Nel capoluogo emiliano-romagnolo la battaglia era tutta interna al PD con i candidati Lepore e Aitini a giocarsela colpo su colpo senza paura di farsi del male prima che scendesse su di loro la necessità di fare le primarie per risolvere la disputa. Accettata la soluzione anche di buon grado grazie alla mediazione di Letta, si è messa di traverso però il redivivo Matteo Renzi che, ormai fuori da tutti i giochi e con un partito sostanzialmente inesistente, punta a strappare almeno un sindaco e ha proposto la candidatura della sindaca di San Lazzaro, Adelaide Conti, per spingere sul grimaldello delle contraddizioni e delle correnti interne al PD. Sembra che al momento però, tranne per alcune singole defezioni come quella dell’assessore al lavoro della città felsinea Marco Lombrado, il tentativo non abbia nutrito molti effetti. Anzi, sembra avere ricompattato il PD tanto che il candidato Lepore si è lanciato in una importante dichiarazione: “La città ha già respinto il leader della Lega. Dopo Salvini, fermeremo Renzi”.

Milano e Trieste
Le situazioni di Milano e Trieste sembrerebbero quelle maggiormente definite. Qui la ricandidature di Sala, la cui adesione ai Verdi Europei ha destato enorme interesse, e la candidatura di Francesco Russo, sostenuto dal movimento civico “Punto Franco” e dal resto del centrosinistra sembrano, al di là del risultato atteso, dei punti fermi.
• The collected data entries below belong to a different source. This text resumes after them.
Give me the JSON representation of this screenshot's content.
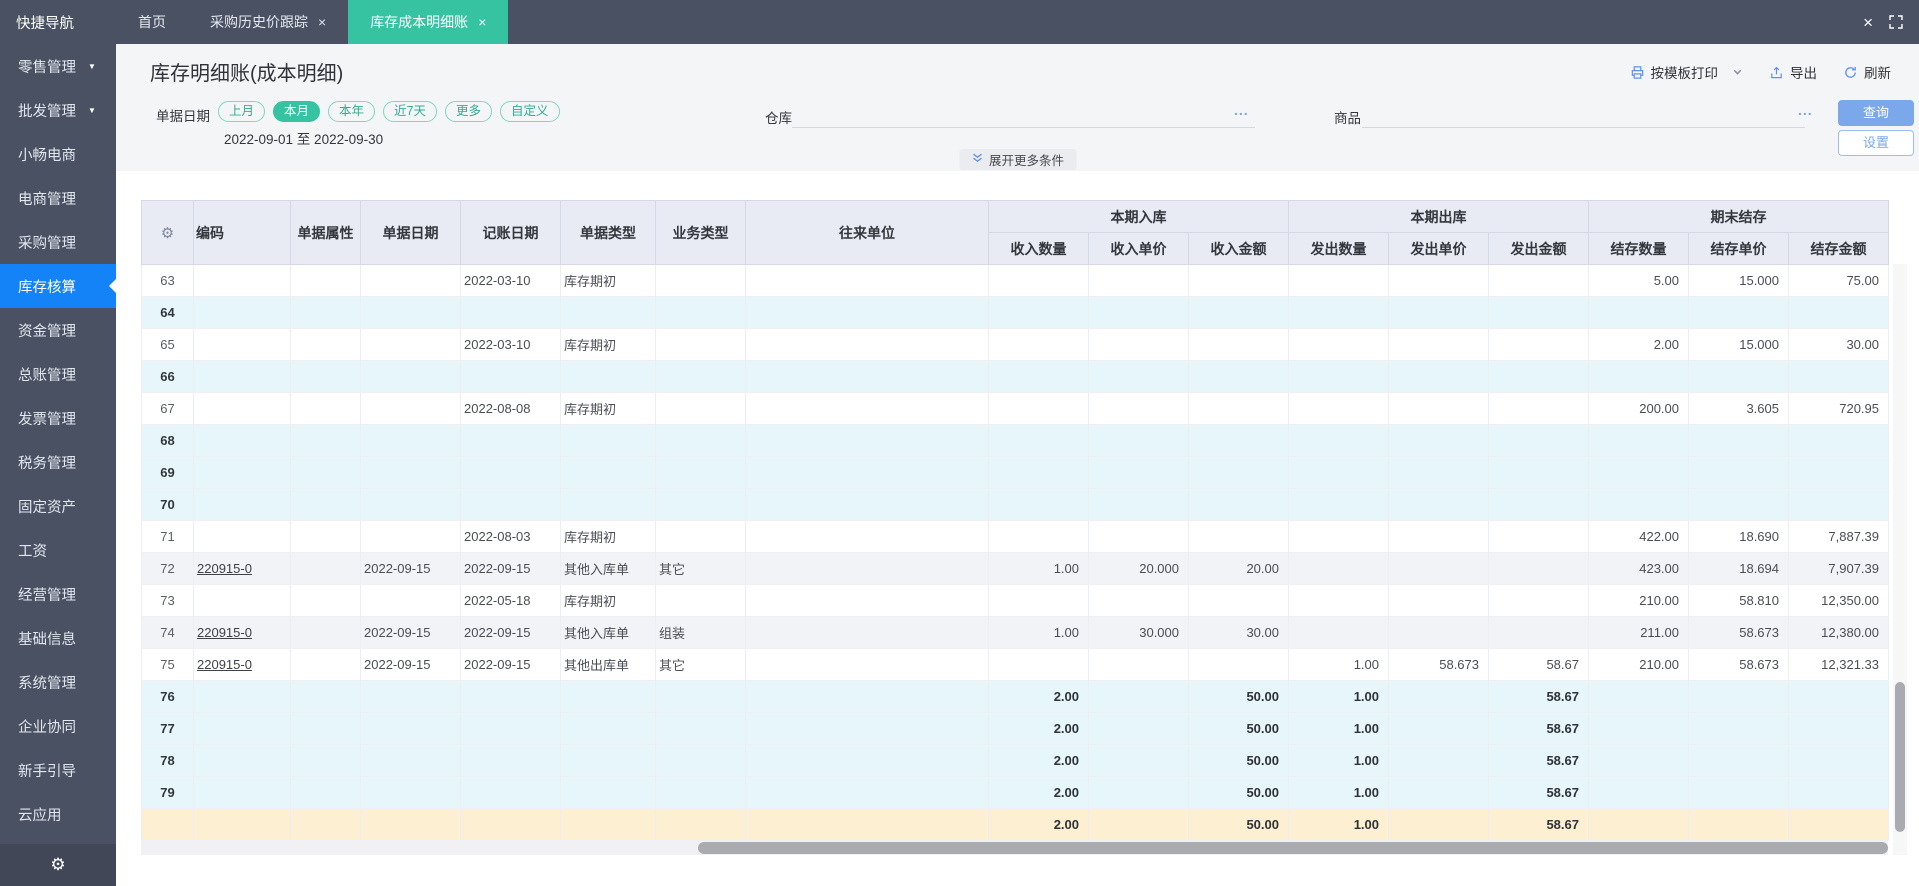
{
  "colors": {
    "topbar_bg": "#4a5163",
    "active_tab": "#36c3a1",
    "active_sidebar": "#1583f8",
    "accent_blue": "#5f92ee",
    "button_blue": "#7ba7eb",
    "header_bg": "#e9ebf4",
    "row_cyan": "#e6f6fa",
    "row_grey": "#f2f3f6",
    "row_yellow": "#fcefd2",
    "pill_teal": "#2fae92"
  },
  "topbar": {
    "quick_nav": "快捷导航",
    "tabs": [
      {
        "label": "首页",
        "closable": false,
        "active": false
      },
      {
        "label": "采购历史价跟踪",
        "closable": true,
        "active": false
      },
      {
        "label": "库存成本明细账",
        "closable": true,
        "active": true
      }
    ]
  },
  "sidebar": {
    "items": [
      {
        "label": "零售管理",
        "caret": true
      },
      {
        "label": "批发管理",
        "caret": true
      },
      {
        "label": "小畅电商"
      },
      {
        "label": "电商管理"
      },
      {
        "label": "采购管理"
      },
      {
        "label": "库存核算",
        "active": true
      },
      {
        "label": "资金管理"
      },
      {
        "label": "总账管理"
      },
      {
        "label": "发票管理"
      },
      {
        "label": "税务管理"
      },
      {
        "label": "固定资产"
      },
      {
        "label": "工资"
      },
      {
        "label": "经营管理"
      },
      {
        "label": "基础信息"
      },
      {
        "label": "系统管理"
      },
      {
        "label": "企业协同"
      },
      {
        "label": "新手引导"
      },
      {
        "label": "云应用"
      }
    ],
    "footer_icon": "gear-icon"
  },
  "header": {
    "title": "库存明细账(成本明细)",
    "toolbar": {
      "print": "按模板打印",
      "export": "导出",
      "refresh": "刷新"
    }
  },
  "filters": {
    "date_label": "单据日期",
    "date_pills": [
      {
        "label": "上月"
      },
      {
        "label": "本月",
        "active": true
      },
      {
        "label": "本年"
      },
      {
        "label": "近7天"
      },
      {
        "label": "更多"
      },
      {
        "label": "自定义"
      }
    ],
    "date_range": "2022-09-01 至 2022-09-30",
    "warehouse_label": "仓库",
    "product_label": "商品",
    "warehouse_value": "",
    "product_value": "",
    "ellipsis": "...",
    "query_button": "查询",
    "settings_button": "设置",
    "expand_more": "展开更多条件"
  },
  "table": {
    "left_columns": [
      "编码",
      "单据属性",
      "单据日期",
      "记账日期",
      "单据类型",
      "业务类型",
      "往来单位"
    ],
    "groups": [
      {
        "label": "本期入库",
        "children": [
          "收入数量",
          "收入单价",
          "收入金额"
        ]
      },
      {
        "label": "本期出库",
        "children": [
          "发出数量",
          "发出单价",
          "发出金额"
        ]
      },
      {
        "label": "期末结存",
        "children": [
          "结存数量",
          "结存单价",
          "结存金额"
        ]
      }
    ],
    "rows": [
      {
        "num": "63",
        "book_date": "2022-03-10",
        "doc_type": "库存期初",
        "bal_qty": "5.00",
        "bal_price": "15.000",
        "bal_amt": "75.00",
        "style": "white"
      },
      {
        "num": "64",
        "style": "cyan"
      },
      {
        "num": "65",
        "book_date": "2022-03-10",
        "doc_type": "库存期初",
        "bal_qty": "2.00",
        "bal_price": "15.000",
        "bal_amt": "30.00",
        "style": "white"
      },
      {
        "num": "66",
        "style": "cyan"
      },
      {
        "num": "67",
        "book_date": "2022-08-08",
        "doc_type": "库存期初",
        "bal_qty": "200.00",
        "bal_price": "3.605",
        "bal_amt": "720.95",
        "style": "white"
      },
      {
        "num": "68",
        "style": "cyan"
      },
      {
        "num": "69",
        "style": "cyan"
      },
      {
        "num": "70",
        "style": "cyan"
      },
      {
        "num": "71",
        "book_date": "2022-08-03",
        "doc_type": "库存期初",
        "bal_qty": "422.00",
        "bal_price": "18.690",
        "bal_amt": "7,887.39",
        "style": "white"
      },
      {
        "num": "72",
        "code": "220915-0",
        "doc_date": "2022-09-15",
        "book_date": "2022-09-15",
        "doc_type": "其他入库单",
        "biz_type": "其它",
        "in_qty": "1.00",
        "in_price": "20.000",
        "in_amt": "20.00",
        "bal_qty": "423.00",
        "bal_price": "18.694",
        "bal_amt": "7,907.39",
        "style": "grey"
      },
      {
        "num": "73",
        "book_date": "2022-05-18",
        "doc_type": "库存期初",
        "bal_qty": "210.00",
        "bal_price": "58.810",
        "bal_amt": "12,350.00",
        "style": "white"
      },
      {
        "num": "74",
        "code": "220915-0",
        "doc_date": "2022-09-15",
        "book_date": "2022-09-15",
        "doc_type": "其他入库单",
        "biz_type": "组装",
        "in_qty": "1.00",
        "in_price": "30.000",
        "in_amt": "30.00",
        "bal_qty": "211.00",
        "bal_price": "58.673",
        "bal_amt": "12,380.00",
        "style": "grey"
      },
      {
        "num": "75",
        "code": "220915-0",
        "doc_date": "2022-09-15",
        "book_date": "2022-09-15",
        "doc_type": "其他出库单",
        "biz_type": "其它",
        "out_qty": "1.00",
        "out_price": "58.673",
        "out_amt": "58.67",
        "bal_qty": "210.00",
        "bal_price": "58.673",
        "bal_amt": "12,321.33",
        "style": "white"
      },
      {
        "num": "76",
        "in_qty": "2.00",
        "in_amt": "50.00",
        "out_qty": "1.00",
        "out_amt": "58.67",
        "style": "cyan bold"
      },
      {
        "num": "77",
        "in_qty": "2.00",
        "in_amt": "50.00",
        "out_qty": "1.00",
        "out_amt": "58.67",
        "style": "cyan bold"
      },
      {
        "num": "78",
        "in_qty": "2.00",
        "in_amt": "50.00",
        "out_qty": "1.00",
        "out_amt": "58.67",
        "style": "cyan bold"
      },
      {
        "num": "79",
        "in_qty": "2.00",
        "in_amt": "50.00",
        "out_qty": "1.00",
        "out_amt": "58.67",
        "style": "cyan bold"
      },
      {
        "num": "",
        "in_qty": "2.00",
        "in_amt": "50.00",
        "out_qty": "1.00",
        "out_amt": "58.67",
        "style": "yellow"
      }
    ]
  }
}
In sostanza, con queste amministrative si delineerà il quadro politico dell’alleanza di centro-sinistra e si capirà sin dove l’asse tra Letta e Conte riuscirà a reggere all’impatto delle resistenze locali facendosi forza in ogni caso della possibilità di un dialogo al ballottaggio. 
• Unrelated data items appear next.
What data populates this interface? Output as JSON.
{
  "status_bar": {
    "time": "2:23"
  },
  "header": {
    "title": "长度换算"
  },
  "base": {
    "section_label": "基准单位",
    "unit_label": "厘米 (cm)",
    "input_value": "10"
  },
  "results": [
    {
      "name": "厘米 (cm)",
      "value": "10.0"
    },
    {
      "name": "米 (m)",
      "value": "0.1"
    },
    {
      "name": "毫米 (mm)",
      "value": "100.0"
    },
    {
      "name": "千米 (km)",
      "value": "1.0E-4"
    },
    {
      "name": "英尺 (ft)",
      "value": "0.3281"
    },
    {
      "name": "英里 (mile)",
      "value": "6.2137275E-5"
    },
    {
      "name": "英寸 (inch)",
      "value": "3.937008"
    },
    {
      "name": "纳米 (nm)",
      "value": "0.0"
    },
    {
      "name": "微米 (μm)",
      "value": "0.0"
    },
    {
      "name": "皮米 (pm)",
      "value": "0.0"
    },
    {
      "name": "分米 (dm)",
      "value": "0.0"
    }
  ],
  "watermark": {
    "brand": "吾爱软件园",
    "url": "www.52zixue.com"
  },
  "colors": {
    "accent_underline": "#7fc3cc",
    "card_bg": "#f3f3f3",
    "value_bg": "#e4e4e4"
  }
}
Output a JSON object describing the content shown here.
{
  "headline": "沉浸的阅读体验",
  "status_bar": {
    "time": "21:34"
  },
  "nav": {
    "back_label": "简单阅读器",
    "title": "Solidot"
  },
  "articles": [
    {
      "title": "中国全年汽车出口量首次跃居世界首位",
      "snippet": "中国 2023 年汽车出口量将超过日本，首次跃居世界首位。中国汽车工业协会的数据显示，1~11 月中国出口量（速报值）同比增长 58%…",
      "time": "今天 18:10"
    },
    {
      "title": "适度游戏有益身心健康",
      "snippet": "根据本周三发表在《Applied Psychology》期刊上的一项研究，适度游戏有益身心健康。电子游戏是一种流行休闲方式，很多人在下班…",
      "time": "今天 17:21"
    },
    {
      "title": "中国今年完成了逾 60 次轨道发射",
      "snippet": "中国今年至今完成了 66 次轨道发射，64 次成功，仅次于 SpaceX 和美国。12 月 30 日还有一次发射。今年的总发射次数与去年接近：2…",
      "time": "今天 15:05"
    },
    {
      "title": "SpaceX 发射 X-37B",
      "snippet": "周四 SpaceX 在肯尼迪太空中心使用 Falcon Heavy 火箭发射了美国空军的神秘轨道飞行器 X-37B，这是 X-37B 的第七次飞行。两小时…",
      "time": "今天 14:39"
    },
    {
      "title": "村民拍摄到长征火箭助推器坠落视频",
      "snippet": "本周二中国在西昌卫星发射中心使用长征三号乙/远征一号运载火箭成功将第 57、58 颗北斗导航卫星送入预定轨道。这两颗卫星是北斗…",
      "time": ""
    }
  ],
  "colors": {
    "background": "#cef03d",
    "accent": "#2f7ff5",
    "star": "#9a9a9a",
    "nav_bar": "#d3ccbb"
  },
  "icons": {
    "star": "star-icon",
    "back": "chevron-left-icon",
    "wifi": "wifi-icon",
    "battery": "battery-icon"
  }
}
Al momento ad uscire con le ossa rotte dalle trattative sembrano essere Azione ed Italia Viva su cui grava la responsabilità politica di avere fatto cadere il governo Conte bis e la volontà di indirizzare dall’esterno le scelte del PD attraverso continui non dichiarati ricatti.
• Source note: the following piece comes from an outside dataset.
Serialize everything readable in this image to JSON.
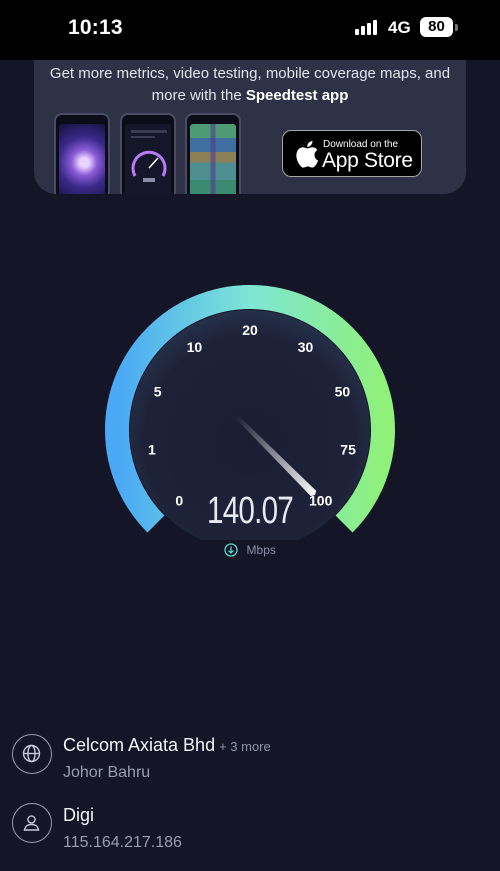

Ciò che risulta non pervenuto è un qualsiasi afflato di sinistra. Se si esclude la candidatura a Napoli di Alessandra Clemente, figlia dell’esperienza DEMA, e il tentativo di dare vita ad una alleanza alternativa a Trieste così come a Roma, il campo della sinistra non risulta in grado di costruire sui territori leadership che contendano realmente elettorato. E lo stesso ragionamento vale per gli ecologisti nonostante la nascita del gruppo parlamentare che fa capo a Rossella Muroni. La speranza per entrambi rimane quella di recuperare almeno qualche seggio in consiglio comunale. Magra consolazione? In questi tempi di dieta, meglio del resto di niente.